Polska jeszcze nie należała do UE, zatem pieniędzy nie było skąd brać? Wsparcie finansowe pochodziło od Ambasady RP, Wspólnoty Polskiej, Instytutu Polskiego, także PLL LOTu, Organizacji Turystycznej POT i polskich firm w Berlinie. W przeszłości nie brakowało mecenasów kultury, byli hojni, jak Henryk Kulczyk, czuli się zaszczyceni, że mogą wspierać Polaków na migracji, tych, którzy w tym czasie pomagali swoim bliskim w Polsce. To akurat dobrze pamiętam, jak zaopatrywaliśmy wszyscy swoje rodziny w czasach pustych półek.

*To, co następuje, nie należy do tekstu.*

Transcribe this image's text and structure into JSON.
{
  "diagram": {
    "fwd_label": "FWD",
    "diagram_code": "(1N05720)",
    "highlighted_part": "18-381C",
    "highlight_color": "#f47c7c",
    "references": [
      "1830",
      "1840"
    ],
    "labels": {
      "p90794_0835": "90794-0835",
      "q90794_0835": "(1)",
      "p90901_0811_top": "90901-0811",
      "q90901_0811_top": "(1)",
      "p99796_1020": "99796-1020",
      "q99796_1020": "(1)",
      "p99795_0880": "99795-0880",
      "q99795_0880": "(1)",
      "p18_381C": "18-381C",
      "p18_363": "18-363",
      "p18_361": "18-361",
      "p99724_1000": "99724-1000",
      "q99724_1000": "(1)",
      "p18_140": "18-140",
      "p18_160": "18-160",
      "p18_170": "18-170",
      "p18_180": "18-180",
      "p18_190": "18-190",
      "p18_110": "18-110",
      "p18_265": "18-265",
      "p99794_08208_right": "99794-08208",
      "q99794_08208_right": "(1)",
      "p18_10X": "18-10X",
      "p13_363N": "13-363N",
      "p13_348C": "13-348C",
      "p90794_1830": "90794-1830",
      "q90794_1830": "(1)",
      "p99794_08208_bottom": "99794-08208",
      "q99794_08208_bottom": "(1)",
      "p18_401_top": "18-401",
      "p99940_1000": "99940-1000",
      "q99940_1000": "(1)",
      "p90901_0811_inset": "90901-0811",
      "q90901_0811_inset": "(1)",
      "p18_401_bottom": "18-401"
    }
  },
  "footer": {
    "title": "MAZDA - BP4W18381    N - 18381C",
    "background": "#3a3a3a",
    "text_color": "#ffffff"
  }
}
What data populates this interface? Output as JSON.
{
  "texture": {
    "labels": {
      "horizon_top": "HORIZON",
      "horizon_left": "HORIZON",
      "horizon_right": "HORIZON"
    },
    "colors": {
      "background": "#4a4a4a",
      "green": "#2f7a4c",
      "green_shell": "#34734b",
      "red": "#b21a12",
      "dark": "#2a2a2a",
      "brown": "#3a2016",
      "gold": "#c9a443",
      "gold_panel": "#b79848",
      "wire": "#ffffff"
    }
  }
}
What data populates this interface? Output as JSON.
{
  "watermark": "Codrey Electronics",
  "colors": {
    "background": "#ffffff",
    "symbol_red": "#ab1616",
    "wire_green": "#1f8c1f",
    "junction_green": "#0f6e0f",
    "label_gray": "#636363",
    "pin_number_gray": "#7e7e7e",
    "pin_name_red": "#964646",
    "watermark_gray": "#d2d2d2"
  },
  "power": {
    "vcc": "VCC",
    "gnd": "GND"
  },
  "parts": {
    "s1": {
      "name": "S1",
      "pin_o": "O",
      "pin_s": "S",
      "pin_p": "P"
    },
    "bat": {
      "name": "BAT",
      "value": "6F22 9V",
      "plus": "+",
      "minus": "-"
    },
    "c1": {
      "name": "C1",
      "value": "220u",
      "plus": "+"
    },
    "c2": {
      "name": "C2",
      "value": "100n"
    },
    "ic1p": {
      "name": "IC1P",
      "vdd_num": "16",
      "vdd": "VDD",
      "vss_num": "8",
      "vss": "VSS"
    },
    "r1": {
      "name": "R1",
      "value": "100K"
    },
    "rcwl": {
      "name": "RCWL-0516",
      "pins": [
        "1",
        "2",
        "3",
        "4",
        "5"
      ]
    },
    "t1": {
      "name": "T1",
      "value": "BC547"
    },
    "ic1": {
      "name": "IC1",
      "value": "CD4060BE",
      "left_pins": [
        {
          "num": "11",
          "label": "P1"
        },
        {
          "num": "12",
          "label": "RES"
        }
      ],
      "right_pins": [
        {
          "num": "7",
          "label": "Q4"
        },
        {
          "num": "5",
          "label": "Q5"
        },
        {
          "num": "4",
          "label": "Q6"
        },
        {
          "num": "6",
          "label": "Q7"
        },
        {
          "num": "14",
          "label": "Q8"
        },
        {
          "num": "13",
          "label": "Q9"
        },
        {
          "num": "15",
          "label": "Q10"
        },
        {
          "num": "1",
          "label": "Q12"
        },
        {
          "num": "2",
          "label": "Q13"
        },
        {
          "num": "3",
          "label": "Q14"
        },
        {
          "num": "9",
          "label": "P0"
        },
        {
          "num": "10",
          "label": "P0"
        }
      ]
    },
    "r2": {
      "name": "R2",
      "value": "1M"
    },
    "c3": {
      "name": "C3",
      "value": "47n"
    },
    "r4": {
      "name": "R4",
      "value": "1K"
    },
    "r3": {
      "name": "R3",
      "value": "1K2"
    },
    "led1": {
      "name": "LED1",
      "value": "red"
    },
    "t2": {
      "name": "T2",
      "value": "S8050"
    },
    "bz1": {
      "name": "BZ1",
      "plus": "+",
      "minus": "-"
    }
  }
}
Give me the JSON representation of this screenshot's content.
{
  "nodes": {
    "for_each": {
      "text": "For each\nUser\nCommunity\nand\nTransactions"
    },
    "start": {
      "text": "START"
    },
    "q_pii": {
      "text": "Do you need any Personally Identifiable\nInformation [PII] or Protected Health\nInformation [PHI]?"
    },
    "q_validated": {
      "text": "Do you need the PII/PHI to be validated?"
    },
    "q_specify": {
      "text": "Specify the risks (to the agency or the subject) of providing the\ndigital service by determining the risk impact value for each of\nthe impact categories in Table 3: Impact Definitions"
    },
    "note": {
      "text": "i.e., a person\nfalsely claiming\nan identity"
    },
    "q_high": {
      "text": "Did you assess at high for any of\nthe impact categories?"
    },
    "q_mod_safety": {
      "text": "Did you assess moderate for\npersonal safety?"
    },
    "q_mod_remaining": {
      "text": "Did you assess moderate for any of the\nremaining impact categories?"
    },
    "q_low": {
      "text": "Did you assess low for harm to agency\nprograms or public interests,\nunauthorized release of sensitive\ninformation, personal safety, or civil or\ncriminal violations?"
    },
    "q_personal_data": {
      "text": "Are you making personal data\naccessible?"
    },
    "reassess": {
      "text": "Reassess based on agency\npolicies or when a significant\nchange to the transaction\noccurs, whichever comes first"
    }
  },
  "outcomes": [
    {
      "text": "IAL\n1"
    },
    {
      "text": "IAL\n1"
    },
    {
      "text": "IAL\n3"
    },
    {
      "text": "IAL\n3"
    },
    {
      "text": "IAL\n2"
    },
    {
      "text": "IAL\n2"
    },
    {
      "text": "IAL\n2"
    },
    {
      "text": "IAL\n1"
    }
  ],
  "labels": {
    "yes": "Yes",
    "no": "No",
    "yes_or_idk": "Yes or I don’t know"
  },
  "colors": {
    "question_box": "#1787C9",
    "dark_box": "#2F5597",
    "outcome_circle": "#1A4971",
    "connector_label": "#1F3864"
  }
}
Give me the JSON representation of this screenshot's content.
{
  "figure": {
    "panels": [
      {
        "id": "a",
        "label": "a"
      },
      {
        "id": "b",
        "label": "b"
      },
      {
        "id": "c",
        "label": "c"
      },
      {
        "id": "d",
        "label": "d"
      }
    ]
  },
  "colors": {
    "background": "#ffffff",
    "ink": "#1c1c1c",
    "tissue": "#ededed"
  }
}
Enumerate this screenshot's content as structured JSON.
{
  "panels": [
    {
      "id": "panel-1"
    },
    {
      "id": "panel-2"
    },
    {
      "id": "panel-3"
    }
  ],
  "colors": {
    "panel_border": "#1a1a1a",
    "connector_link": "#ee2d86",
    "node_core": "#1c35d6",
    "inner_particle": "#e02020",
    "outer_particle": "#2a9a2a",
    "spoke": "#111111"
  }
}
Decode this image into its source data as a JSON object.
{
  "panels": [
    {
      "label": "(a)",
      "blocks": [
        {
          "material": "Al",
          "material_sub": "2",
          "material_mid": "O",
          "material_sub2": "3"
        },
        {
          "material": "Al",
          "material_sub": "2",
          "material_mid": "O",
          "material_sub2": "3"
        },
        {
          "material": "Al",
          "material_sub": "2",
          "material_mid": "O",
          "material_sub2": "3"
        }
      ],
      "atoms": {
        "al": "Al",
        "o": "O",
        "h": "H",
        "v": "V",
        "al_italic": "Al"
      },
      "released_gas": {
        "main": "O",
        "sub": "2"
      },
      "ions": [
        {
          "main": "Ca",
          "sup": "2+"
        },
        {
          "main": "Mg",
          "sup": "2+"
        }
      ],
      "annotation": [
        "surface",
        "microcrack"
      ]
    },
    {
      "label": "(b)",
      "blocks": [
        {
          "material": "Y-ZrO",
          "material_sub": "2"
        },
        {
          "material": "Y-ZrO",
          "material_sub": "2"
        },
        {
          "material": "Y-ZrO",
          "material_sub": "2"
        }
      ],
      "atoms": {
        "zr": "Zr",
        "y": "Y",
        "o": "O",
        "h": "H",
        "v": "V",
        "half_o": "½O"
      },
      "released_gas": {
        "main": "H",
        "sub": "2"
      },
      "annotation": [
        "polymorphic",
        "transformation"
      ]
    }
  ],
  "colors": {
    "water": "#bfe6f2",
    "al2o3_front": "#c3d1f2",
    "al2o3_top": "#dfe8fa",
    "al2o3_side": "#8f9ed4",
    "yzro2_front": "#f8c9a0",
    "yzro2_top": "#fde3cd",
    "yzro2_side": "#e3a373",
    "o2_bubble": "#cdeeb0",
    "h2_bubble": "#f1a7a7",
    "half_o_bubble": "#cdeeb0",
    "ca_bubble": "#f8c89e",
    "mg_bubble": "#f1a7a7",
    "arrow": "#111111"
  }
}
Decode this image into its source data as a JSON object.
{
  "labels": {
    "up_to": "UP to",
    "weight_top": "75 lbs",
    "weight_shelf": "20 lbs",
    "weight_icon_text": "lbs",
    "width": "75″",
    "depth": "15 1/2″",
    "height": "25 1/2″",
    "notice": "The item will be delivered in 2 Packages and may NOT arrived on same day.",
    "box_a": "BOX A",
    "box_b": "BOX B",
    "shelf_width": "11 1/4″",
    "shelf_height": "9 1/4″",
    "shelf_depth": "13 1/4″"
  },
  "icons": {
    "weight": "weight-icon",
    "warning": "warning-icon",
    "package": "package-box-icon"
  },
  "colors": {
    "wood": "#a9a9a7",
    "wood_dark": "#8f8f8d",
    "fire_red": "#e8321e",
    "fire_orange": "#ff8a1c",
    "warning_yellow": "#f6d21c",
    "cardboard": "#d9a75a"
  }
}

Reasumując, Dom Polski potrzebny jest Polakom wszędzie tam, gdzie jest ich dużo, zarówno na Wschodzie, jak i na Zachodzie, w każdym zakątku Ziemi. Jest to w interesie Polski, to państwu powinno zależeć i to ono powinno wspierać marzenia młodych i starych, Polaków, którzy wybrali życie na obczyźnie, lub których życie na tę obczyznę poprowadziło. Ale skoro nie ma mowy o wsparciu instytucjonalnym, wspierajmy my sami każdą ideę która nam to życie ułatwia i umila, a więc wspierajmy zarówno powstanie Domu Polskiego w Berlinie, jak i pięknie rozwijającą się działalność SprachCafé Polnisch. I życzmy Biuru Polonii, by i ono stało się miejscem, gdzie każdy Polak poczuje się, jak we własnym domu! Amen!